I got my first Smartphone in 2012, when I started work as a reporter at a daily newspaper owned by a large media corporation. All the reporters had a company iPhone with unlimited data, and we were encouraged to use this phone as our personal phone also. I was also told to get a Twitter account and start tweeting, like, all the time. At the time, I worked Tuesdays through Saturdays, 1 p.m. to 10 p.m., something not all of my sources seemed to understand. As a result, I was emailing sources constantly off the clock, and I, like all my coworkers, were expected to cultivate a “brand” on social media. That work-phone-that-was-also-a-personal-phone quickly became, in Peterson’s words, a “tether” to work. All the reporters, including me, tweeted out photos, noted community goings-on, and provided additional coverage on Twitter, much of it off the clock. (Imagine our chagrin when Twitter introduced its analytics years later, and we all discovered the dismally low audience interaction all those tweets garnered.) In hindsight, my eventual burnout isn’t surprising.
That smartphone forced a connectivity to my job that was never possible before the digital age we currently live in. It also allowed for another ethical concern of automation – invisible labor. In his paper, Khreiche notes that gig economies can “conceal human labor and spin tales of user-entrepreneurialism” (remember that Uber driver who isn’t “working” when he’s driving?). Another gig Khreiche discusses is Amazon’s Mechnical Turk (AMT), which he describes as “a data clearinghouse connecting clients (Requesters) with workers (Taskers or Turkers)” (119). While the cultural narrative claims that computers can do almost anything faster than a human, the opposite is true: “Humans still outperform computers in tasks, such as identifying and classifying objects in images and videos, finding data duplicates, and transcriptions” (120). These are the types of tasks for which AMT connects requesters and taskers. The taskers are, in Khreiche’s words, “kept at the backend of the interface, prefiguring their presence in a twilight economy of automation and residual human employability” (120).
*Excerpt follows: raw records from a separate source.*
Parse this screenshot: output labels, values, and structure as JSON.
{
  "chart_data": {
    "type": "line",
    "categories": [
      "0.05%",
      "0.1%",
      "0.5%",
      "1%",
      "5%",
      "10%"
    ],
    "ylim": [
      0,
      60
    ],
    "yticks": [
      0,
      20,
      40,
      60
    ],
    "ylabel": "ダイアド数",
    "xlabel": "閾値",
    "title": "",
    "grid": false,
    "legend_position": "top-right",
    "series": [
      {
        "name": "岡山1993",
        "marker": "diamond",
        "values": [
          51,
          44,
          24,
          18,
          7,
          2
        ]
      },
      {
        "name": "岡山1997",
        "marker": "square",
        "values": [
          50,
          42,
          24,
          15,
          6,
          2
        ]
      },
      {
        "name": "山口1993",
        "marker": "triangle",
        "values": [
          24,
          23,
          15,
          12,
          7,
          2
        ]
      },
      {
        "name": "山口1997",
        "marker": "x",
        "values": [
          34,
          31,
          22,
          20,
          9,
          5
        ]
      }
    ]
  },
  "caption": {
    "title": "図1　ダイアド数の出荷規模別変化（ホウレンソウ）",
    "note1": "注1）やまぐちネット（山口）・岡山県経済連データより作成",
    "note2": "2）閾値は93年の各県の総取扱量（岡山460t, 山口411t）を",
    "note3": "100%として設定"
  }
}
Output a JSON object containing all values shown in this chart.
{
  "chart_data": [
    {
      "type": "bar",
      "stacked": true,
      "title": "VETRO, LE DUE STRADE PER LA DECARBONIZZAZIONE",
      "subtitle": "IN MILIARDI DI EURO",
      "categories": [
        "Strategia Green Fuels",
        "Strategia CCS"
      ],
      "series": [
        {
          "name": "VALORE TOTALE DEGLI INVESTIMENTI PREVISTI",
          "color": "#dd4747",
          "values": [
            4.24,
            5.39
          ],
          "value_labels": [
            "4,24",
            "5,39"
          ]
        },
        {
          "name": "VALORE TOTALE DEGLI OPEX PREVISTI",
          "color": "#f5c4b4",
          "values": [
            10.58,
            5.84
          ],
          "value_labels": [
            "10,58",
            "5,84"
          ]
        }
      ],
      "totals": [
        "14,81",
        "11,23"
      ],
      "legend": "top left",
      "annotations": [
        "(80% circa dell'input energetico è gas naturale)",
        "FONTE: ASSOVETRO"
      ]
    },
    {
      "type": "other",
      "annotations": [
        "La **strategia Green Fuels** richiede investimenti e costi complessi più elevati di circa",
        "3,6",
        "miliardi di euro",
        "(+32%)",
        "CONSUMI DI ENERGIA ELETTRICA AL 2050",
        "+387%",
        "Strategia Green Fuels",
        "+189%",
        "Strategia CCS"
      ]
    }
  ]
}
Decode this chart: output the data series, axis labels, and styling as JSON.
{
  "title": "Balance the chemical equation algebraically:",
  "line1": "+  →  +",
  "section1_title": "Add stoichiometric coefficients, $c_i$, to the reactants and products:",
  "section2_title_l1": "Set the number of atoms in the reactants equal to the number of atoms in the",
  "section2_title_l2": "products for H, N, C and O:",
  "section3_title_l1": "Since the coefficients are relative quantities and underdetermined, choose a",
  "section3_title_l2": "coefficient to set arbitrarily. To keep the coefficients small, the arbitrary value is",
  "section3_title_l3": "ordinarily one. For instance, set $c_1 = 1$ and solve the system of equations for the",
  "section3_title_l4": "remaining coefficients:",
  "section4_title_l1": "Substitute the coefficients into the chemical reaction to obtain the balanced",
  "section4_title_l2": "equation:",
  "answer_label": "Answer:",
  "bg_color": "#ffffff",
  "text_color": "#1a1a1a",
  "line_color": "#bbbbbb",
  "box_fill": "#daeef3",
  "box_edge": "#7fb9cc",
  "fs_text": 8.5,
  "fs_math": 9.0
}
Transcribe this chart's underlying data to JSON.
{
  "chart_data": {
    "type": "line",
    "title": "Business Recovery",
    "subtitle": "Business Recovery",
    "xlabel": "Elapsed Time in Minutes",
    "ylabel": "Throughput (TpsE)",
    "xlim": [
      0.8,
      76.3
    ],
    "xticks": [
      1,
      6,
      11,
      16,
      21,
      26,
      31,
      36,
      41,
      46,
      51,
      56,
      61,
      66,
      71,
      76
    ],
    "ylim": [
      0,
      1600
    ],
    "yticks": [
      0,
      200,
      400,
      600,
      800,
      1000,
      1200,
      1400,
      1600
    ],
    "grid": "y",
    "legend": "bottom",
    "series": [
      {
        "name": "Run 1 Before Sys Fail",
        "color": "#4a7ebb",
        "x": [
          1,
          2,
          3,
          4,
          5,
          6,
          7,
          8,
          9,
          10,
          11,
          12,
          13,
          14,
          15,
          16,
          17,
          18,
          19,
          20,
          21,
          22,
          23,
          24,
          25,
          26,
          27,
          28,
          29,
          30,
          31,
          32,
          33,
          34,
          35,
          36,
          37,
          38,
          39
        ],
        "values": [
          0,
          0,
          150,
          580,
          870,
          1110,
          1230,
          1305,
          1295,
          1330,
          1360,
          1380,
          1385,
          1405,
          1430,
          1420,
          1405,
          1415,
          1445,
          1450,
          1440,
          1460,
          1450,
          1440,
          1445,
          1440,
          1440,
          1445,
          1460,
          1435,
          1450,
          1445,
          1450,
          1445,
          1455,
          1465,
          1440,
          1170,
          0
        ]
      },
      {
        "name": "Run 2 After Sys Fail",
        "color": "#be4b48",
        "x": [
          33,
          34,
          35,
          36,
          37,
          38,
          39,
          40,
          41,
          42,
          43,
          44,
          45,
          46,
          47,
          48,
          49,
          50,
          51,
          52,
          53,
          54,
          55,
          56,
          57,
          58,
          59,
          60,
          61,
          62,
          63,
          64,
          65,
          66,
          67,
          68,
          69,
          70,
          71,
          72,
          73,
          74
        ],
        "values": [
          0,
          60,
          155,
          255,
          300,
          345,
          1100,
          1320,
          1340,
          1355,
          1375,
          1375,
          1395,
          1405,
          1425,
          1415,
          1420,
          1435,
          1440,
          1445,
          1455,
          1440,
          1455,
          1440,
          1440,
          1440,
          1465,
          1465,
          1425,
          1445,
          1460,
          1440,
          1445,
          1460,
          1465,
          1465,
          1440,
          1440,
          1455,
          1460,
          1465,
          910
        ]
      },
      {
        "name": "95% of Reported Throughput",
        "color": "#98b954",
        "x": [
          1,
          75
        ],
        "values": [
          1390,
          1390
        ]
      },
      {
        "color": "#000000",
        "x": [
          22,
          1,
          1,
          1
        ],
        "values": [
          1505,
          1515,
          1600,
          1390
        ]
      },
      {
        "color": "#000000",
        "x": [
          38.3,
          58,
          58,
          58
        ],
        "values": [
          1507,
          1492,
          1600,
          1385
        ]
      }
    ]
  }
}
AMT is not, however, a utopia of entrepreneurship and the freelance economy. In a 2017 Wired article, Miranda Katz described workers in India not being paid in a timely manner, and a 2014 effort to organize some turkers called Dynamo. Amazon quickly squashed the effort. Last year, Alana Semuels wrote in The Atlantic about one tasker’s experience on the site, where she sometimes only made $4 or $5 per hour. Like Uber, Amazon’s Mechanical Turk at first may seem like a freelancer’s dream, but the reality may be something different.
The irony, perhaps, is that the name of the service is itself a monumental self-own. The “original” Mechanical Turk was a phony automaton built in the 1770s. Its inventor, Wolfgang von Kempelen, claimed the Mechanical Turk could play chess against a human. The automaton was a hit in the Vienna court of the Archduchess Maria Theresa, but it wasn’t all it seemed. In order for the machine to work, a human had to sit in a cabinet underneath the chess board and direct play. This bit of invisible labor delighted and sometimes troubled onlookers. Amazon’s twenty-first century version also relies on invisible labor, with a hope that nobody bothers to peek underneath the cabinet and check on the cramped, sweating person behind the machine.